Printer Friendly and PDF

Kuala Lumpur: As’s Great Grounds of Asia series reaches its landmark tenth edition, where better than to profile a venue that staged arguably the most significant match the continent has ever hosted?

Seoul World Cup Stadium, as its name suggests, was constructed for the 2002 global showpiece. Its legacy will now forever read that it hosted the first-ever FIFA World Cup game to be played on Asian soil.


One of the most recognisable football venues in East Asia, Seoul World Cup Stadium was built ahead of the 2002 FIFA World Cup in Korea Republic and Japan. Located in the Seongsandong neighbourhood of the Mapo-gu district, the 66,704-capacity venue is the centerpiece of a park comprising a supplementary stadium and three futsal arenas.

The stadium is the largest football-only venue in the country and boasts a distinctly Korean feel to it. Standing fifty metres high and held up by 16 masts, its stunning roof is shaped like a traditional kite and, adding to its nationalistic flavour, it appears to be made out of the traditional paper, hanji.


Opened in November 2001, Seoul World Cup Stadium couldn’t have been given grander introduction to the worldwide audience. On May 31, 2002, defending champions France were humbled 1-0 by Senegal in the opening game of the FIFA World Cup as Asia’s first staging of the tournament kicked off with a bang.

The venue was later the setting for the end Korea Republic’s remarkable run as the Taeguk Warriors exited 1-0 to Germany in the semi-finals.
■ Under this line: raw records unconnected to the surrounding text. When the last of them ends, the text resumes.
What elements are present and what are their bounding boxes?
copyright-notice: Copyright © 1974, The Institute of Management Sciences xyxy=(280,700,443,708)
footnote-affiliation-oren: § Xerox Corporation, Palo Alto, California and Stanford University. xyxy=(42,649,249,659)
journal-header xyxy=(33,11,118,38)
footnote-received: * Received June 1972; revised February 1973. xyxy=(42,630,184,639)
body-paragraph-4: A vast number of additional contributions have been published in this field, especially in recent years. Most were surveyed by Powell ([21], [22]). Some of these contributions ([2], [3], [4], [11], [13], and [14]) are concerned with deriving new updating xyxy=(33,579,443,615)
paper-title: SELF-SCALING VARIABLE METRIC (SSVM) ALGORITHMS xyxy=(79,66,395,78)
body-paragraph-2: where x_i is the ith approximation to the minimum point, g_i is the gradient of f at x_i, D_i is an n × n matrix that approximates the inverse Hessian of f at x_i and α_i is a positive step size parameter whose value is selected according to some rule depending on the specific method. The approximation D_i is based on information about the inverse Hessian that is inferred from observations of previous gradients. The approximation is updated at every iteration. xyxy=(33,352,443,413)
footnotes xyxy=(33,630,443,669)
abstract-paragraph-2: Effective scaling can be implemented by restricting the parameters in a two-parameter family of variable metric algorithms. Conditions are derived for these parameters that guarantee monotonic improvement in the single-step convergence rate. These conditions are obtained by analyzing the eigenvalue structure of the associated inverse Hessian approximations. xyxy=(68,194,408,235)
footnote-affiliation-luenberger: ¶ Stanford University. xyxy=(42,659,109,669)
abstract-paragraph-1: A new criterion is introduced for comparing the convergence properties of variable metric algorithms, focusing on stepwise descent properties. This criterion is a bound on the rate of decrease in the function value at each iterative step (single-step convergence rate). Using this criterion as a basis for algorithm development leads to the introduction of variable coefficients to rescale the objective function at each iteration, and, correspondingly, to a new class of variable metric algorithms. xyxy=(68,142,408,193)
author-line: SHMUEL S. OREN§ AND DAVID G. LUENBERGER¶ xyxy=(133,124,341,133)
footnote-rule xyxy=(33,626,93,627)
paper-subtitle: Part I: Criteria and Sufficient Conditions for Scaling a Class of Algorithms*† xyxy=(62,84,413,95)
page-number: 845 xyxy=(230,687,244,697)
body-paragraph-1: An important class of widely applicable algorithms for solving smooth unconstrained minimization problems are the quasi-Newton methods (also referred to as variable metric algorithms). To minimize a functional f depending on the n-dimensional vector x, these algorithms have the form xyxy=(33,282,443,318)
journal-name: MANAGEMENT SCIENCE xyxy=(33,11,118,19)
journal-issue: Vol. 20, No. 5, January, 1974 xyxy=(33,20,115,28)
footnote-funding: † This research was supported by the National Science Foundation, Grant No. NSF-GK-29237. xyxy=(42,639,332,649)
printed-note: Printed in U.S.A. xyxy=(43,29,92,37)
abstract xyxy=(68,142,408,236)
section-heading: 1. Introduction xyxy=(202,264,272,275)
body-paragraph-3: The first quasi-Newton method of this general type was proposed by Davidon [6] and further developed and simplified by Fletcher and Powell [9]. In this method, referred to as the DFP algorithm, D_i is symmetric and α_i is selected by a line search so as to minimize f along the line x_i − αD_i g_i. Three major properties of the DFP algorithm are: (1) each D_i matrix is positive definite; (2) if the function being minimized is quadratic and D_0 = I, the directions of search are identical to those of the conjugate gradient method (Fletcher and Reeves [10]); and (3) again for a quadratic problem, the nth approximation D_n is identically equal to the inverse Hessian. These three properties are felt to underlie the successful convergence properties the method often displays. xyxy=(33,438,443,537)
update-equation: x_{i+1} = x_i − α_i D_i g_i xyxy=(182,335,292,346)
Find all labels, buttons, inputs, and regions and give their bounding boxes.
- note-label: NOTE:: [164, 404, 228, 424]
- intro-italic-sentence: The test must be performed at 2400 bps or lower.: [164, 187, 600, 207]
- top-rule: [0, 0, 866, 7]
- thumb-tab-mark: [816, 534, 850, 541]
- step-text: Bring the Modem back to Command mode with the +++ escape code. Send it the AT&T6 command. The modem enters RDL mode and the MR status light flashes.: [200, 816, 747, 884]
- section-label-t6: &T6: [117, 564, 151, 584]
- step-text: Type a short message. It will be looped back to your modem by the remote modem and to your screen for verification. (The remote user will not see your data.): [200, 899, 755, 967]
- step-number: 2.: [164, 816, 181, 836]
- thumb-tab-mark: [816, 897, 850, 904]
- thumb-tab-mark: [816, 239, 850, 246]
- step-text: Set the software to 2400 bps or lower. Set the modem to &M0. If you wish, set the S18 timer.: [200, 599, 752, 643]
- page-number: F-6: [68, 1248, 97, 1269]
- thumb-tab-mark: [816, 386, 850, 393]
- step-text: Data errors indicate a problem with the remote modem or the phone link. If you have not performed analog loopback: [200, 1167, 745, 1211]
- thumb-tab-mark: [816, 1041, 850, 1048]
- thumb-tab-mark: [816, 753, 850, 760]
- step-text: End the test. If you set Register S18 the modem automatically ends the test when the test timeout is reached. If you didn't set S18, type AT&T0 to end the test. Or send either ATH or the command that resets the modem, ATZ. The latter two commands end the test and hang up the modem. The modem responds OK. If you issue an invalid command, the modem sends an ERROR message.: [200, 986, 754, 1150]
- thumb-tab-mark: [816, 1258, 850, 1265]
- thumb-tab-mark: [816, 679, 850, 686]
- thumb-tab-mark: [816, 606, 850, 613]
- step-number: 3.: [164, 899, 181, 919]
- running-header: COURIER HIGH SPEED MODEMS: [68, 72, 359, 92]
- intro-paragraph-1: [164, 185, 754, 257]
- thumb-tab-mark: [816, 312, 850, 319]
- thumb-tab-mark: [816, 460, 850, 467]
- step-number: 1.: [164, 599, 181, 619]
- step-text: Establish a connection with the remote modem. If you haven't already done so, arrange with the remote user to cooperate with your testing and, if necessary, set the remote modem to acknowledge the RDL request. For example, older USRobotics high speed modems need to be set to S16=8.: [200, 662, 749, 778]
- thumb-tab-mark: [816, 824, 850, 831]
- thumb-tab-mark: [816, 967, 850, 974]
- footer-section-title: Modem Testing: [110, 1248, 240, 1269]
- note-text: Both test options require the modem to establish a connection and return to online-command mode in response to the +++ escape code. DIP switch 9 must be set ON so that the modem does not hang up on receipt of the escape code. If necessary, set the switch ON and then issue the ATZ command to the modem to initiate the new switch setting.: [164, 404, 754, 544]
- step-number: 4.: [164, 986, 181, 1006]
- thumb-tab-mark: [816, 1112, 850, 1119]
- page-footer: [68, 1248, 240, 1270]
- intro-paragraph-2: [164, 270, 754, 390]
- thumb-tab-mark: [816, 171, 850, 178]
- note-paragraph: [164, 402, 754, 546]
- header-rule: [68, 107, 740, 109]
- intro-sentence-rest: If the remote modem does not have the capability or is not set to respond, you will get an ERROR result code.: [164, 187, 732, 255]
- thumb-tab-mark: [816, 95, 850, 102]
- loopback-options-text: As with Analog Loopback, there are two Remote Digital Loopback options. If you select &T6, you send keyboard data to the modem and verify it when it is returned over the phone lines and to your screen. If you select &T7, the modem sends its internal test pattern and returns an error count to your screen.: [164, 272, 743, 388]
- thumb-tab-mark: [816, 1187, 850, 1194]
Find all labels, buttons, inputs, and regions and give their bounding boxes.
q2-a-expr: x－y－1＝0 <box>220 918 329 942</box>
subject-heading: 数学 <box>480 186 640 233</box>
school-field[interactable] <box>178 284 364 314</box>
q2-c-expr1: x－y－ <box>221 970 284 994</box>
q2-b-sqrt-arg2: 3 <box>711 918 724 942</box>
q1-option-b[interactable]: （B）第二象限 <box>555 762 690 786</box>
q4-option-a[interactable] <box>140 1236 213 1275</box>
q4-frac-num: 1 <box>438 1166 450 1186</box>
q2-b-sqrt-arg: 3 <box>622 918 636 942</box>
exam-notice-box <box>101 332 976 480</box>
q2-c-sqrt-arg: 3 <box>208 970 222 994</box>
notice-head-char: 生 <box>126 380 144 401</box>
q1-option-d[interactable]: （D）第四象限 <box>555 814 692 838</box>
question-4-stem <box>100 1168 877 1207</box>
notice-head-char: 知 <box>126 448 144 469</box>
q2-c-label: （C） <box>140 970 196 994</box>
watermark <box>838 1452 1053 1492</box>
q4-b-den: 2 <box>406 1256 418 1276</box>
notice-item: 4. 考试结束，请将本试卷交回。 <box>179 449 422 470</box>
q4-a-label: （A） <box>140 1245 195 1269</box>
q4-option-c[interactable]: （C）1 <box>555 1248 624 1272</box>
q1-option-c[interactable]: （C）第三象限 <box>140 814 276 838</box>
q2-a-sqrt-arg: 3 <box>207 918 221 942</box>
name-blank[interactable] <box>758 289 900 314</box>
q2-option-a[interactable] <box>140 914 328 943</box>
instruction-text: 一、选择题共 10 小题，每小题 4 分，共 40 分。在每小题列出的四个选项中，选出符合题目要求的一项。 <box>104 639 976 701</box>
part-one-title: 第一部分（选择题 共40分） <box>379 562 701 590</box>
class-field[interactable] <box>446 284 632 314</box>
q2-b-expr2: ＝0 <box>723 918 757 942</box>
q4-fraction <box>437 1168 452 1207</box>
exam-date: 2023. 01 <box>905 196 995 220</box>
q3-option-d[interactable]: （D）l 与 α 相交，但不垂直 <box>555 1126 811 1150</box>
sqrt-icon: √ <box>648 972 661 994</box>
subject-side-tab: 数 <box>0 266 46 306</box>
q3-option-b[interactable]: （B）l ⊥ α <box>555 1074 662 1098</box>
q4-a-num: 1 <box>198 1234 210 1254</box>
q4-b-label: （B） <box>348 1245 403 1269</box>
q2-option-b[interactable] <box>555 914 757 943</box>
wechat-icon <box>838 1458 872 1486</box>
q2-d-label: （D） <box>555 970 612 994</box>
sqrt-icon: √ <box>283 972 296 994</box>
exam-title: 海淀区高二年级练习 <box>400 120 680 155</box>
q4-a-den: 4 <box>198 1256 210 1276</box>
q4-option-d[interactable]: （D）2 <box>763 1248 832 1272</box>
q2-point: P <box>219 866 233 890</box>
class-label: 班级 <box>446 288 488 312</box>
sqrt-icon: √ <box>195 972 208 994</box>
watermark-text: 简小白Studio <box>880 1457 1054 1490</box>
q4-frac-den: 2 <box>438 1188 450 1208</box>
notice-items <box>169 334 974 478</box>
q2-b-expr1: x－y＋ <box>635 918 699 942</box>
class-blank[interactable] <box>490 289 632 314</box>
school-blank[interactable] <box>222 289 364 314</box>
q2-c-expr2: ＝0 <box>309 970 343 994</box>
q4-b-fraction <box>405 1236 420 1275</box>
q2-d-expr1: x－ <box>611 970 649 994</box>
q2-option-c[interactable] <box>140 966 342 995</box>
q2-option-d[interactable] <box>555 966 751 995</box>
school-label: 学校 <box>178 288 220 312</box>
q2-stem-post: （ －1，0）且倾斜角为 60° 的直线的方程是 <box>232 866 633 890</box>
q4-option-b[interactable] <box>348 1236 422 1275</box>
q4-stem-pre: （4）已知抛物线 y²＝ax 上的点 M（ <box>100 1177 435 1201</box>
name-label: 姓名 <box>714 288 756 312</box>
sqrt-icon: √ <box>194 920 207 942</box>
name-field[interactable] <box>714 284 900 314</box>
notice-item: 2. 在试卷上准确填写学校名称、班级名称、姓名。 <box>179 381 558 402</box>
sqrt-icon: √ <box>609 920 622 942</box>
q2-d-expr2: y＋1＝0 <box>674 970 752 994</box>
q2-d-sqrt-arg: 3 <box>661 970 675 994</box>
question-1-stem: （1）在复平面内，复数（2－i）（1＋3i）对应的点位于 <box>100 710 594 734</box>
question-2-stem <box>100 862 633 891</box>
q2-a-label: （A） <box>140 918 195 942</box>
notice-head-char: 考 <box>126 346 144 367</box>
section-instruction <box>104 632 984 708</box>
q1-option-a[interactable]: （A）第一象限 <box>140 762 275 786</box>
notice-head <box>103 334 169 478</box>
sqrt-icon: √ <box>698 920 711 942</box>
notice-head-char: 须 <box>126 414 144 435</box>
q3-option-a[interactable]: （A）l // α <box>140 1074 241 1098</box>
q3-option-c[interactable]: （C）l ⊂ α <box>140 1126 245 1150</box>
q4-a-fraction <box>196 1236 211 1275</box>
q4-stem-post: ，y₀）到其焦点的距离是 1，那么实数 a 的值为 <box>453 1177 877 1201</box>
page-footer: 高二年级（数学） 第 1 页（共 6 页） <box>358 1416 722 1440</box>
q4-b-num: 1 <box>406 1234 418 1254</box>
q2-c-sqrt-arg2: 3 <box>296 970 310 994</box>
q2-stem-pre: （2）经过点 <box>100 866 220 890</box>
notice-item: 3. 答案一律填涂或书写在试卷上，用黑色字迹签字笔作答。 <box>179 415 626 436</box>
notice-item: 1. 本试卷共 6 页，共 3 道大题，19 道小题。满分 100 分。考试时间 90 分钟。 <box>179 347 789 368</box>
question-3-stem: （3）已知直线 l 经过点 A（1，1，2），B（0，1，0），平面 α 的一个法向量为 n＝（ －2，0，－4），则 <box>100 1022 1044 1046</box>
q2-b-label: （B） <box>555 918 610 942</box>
Since those heady days, the stadium has staged numerous FIFA World Cup qualifiers as well as the 2007 FIFA U-17 World Cup. It is also the home to Korean giants FC Seoul, winners of six K-League Classic titles including three since taking up residency.

A Match to Remember

In 2013, FC Seoul made it all the way to the AFC Champions League final, where they would meet a Guangzhou Evergrande team just beginning their rise to the fore. In front of more than 55,000 spectators at Seoul World Cup Stadium, the hosts took an early first-leg lead through Argentine midfielder Sergio Escudero.

But Guangzhou’s Elkeson leveled on 30 minutes before Gao Lin made it 2-1 as the hour approached. Much to the delight of the home crowd, FC Seoul legend Dejan Damjanovic restored parity with seven minutes remaining as the tie ended 2-2.

Two weeks later in Guangzhou the contest would also end level, but the 1-1 scoreline meant the Chinese side won on away goals. It remains the only AFC Champions League final to be decided in such a way.